Folk guitar pieces will often apply fingerstyle patterns combined with underlying bass runs. This creates a beautiful effect across chord changes by highlighting chord tones in the upper register while imposing bass lines in the lower. Follow along with this easy to understand lesson plan and learn how you can begin performing bass string patterns for folk ballads…
Q: I am a 50+ year old guitar enthusiast just getting back into the swing of things with playing the instrument seriously once again. And, I wanted to know if there was a chance to get you to teach a lesson covering Folk Guitar Ballads? I love those interesting bass patterns that get harmonized with sung melodies. Can you cover the thumb in the bass finger picking techniques found in classic Folk Ballads.
– Kurt, Pine Bluff, Arkansas
A: Thanks for writing in Kurt. In this video I will break down one of my favorite ways of picking a slow ballad. I will focus on the use of a swing feel, and apply a repeating treble line with index & middle finger plucking.
To enhance the flow of the part, I will add an accompanied bass-line by using the thumb to perform different low-register patterns.
I will also explain how the bass-line patterns can be adjusted to match the melody.
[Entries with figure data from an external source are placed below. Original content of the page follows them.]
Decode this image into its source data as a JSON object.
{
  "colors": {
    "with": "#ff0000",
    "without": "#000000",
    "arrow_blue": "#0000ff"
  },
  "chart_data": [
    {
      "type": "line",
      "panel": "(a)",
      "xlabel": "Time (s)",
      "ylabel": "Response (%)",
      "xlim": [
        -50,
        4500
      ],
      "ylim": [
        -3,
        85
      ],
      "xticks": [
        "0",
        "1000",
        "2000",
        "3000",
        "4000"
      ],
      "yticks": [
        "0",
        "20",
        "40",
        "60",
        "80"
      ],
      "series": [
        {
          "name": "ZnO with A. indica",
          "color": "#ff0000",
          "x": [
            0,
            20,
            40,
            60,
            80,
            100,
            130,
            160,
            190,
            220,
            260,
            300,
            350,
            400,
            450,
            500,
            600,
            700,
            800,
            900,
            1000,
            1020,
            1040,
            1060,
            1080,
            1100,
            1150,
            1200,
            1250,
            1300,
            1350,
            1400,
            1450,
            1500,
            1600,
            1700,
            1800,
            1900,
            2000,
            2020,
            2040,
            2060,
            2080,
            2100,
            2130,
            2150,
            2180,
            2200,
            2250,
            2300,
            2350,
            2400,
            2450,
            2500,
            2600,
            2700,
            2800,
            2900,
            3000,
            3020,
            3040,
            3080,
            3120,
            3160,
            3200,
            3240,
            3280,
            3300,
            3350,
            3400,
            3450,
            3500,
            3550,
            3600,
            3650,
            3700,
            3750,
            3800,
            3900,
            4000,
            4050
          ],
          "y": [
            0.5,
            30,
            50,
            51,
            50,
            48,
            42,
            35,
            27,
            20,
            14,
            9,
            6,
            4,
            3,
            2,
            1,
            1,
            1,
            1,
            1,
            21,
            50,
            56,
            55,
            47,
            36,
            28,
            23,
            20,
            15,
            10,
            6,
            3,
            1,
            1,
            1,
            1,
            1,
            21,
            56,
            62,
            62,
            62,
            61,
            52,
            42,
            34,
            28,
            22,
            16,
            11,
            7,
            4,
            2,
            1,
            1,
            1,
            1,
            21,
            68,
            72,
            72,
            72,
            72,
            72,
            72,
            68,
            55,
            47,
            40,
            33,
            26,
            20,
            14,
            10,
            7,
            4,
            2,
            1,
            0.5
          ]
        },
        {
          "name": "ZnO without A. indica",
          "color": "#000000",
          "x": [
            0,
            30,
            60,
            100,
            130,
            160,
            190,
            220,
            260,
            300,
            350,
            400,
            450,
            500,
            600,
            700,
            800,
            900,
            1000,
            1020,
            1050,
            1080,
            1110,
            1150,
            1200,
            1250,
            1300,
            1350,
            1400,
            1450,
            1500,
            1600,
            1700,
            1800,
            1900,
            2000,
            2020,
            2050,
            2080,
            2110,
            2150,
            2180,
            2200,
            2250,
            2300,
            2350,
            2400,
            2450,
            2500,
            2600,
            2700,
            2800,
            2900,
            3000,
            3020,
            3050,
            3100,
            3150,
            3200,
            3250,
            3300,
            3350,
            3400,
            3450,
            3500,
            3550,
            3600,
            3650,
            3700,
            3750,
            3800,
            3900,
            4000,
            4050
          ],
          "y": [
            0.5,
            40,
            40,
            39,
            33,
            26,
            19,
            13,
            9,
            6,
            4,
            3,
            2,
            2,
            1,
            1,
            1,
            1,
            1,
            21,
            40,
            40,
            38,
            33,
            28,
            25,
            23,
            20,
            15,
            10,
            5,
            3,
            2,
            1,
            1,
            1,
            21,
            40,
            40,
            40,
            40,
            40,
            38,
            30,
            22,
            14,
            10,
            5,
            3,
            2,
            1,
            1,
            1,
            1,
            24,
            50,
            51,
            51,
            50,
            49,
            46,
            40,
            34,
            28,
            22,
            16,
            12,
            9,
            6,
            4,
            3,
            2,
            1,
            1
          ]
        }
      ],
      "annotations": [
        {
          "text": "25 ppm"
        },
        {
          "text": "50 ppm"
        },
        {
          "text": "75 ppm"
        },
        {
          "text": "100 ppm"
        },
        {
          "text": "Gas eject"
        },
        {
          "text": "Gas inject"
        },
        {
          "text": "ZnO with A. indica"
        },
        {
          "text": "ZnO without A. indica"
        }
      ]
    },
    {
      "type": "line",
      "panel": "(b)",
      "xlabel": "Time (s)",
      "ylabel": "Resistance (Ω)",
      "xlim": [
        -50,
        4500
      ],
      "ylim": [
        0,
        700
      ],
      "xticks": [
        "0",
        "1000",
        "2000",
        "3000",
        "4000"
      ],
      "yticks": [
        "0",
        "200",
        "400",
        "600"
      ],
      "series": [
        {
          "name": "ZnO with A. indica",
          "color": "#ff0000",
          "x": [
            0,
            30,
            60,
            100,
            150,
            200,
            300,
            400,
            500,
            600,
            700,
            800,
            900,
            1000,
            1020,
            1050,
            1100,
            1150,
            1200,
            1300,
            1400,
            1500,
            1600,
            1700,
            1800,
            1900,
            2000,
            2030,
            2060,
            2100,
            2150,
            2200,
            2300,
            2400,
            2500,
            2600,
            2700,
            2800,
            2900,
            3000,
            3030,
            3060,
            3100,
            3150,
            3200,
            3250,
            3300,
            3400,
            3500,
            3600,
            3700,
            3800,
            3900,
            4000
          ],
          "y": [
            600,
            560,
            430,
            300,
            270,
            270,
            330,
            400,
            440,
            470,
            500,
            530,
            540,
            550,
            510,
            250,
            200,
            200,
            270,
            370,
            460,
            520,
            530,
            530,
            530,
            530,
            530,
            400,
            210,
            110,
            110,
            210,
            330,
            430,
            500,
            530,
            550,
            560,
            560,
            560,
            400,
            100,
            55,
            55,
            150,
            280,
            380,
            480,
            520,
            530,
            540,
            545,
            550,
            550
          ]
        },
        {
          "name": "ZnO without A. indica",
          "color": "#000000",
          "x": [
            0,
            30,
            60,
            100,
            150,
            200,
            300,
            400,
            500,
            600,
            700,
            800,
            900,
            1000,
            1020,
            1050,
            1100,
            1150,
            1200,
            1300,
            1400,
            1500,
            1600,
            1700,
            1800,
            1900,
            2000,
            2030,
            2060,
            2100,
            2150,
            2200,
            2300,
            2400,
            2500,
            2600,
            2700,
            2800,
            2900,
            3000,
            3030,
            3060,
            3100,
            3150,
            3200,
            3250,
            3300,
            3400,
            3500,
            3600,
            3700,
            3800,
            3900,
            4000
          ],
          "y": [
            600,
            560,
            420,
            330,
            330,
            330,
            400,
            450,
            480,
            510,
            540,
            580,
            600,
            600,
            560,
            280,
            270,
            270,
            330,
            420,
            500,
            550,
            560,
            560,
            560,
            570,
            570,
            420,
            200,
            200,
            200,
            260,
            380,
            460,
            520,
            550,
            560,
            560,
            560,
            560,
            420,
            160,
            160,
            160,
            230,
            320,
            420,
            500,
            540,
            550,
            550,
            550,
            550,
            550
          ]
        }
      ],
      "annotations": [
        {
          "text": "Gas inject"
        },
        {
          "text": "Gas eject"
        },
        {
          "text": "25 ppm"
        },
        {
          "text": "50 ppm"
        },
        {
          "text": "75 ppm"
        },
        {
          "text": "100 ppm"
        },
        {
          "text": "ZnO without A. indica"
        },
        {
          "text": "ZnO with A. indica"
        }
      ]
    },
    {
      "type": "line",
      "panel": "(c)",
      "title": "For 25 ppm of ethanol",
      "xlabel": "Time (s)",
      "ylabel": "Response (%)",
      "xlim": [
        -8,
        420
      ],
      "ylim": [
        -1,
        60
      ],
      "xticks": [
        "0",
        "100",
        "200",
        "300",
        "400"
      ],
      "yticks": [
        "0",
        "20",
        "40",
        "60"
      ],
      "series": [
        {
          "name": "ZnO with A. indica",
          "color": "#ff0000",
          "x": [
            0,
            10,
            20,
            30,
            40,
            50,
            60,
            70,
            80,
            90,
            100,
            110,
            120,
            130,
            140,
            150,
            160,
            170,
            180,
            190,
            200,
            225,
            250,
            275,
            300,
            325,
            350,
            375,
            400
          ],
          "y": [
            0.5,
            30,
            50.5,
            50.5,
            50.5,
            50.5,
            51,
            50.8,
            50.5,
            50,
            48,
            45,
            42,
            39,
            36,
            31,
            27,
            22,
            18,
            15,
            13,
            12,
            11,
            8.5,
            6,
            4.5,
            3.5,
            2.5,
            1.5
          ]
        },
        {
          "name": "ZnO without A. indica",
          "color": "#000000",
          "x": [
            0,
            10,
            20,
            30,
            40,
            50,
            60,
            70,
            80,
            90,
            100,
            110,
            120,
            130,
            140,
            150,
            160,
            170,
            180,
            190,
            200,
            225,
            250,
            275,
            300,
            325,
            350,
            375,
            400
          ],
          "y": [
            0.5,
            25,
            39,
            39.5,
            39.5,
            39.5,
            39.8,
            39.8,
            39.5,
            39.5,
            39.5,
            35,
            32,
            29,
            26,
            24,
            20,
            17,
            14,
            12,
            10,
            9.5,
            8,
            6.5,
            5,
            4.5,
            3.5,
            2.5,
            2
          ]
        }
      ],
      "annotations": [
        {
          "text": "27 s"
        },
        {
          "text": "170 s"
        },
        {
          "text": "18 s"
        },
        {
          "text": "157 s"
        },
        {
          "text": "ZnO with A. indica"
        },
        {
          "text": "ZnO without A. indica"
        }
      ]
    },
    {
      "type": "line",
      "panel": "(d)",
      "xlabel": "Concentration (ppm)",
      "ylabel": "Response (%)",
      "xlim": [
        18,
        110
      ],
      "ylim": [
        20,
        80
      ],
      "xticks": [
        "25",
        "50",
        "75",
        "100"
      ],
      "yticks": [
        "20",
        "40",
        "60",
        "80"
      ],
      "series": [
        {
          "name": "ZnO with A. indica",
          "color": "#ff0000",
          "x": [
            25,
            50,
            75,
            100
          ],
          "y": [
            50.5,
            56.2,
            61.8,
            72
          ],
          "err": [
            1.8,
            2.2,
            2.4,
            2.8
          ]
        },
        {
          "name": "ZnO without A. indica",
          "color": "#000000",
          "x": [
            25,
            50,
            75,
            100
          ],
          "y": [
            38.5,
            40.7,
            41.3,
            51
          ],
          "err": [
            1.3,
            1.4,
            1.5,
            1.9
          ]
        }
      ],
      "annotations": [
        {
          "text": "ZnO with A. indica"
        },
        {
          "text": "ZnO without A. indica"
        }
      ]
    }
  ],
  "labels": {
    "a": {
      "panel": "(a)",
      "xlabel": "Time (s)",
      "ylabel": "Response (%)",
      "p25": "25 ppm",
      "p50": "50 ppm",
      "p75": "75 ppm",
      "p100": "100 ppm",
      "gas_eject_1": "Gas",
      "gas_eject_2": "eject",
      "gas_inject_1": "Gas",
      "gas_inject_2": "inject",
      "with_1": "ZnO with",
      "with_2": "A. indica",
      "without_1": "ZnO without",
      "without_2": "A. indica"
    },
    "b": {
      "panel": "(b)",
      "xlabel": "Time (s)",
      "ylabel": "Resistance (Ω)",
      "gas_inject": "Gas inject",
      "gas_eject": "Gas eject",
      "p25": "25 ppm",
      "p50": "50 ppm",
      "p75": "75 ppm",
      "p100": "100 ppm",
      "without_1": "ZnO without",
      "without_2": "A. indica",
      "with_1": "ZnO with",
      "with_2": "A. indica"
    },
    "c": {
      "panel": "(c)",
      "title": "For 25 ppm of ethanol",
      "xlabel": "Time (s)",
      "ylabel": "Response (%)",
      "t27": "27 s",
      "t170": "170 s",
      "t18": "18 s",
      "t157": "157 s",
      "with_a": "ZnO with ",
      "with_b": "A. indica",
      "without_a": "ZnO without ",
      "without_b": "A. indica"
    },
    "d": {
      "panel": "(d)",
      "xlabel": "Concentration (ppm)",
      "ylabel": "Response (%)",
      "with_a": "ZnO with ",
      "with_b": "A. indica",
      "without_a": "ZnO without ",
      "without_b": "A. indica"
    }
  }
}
INITIATING BASS STRING PATTERNS:
Picking patterns on guitar are best developed from out of a simple plucking structure.
To begin practice of this technique, use the first example (example #1.a) of the handout as a way to establish basic picking structure.
Afterward, move on to the second example (example #1b.) to learn how the bass-note can begin producing a simple movement.
ENHANCED BASS-NOTE (VERTICAL):
The bass pattern of any finger-picked line can flow in a linear manner, (following a scale), or it can flow with a more vertical structure.
In example 2 of the handout, a bass-line pattern operates vertical through tones associated to the notes of a “C Major” open position chord.
Learn the pattern first. Then, when the pattern becomes more familiar, turn on a metronome and build your precision and speed.
LONGER PHRASES (MULTI-CHORD):
Adding chord changes will always present new opportunities for how patterns of bass-note lines can operate musically. In example 3, the chord changes move through; “C, Am, Dm and G7.”
This chord progression (in the 3rd example), creates a number of bass-tone shifts between the 6th to the 4th guitar strings.
Study each phrase on its own, and then develop the piece as a whole. Use a metronome or drum machine to build your speed and accuracy once the phrase becomes well antiquated to you.
The final study of this lesson explores phrases that involve a number of blended finger-picked patterns that are combined with fairly involved bass-tone movement.
An “arpeggiated” approach is used throughout the example piece (performed at the start of the video lesson), to highlight open and 1st-position chord tones.
The chord changes flow across the various chord movements on a per measure basis. They work to cover busy vertical bass pattern phrasing. This style of chord phrasing will tend to occur in many different folk songs.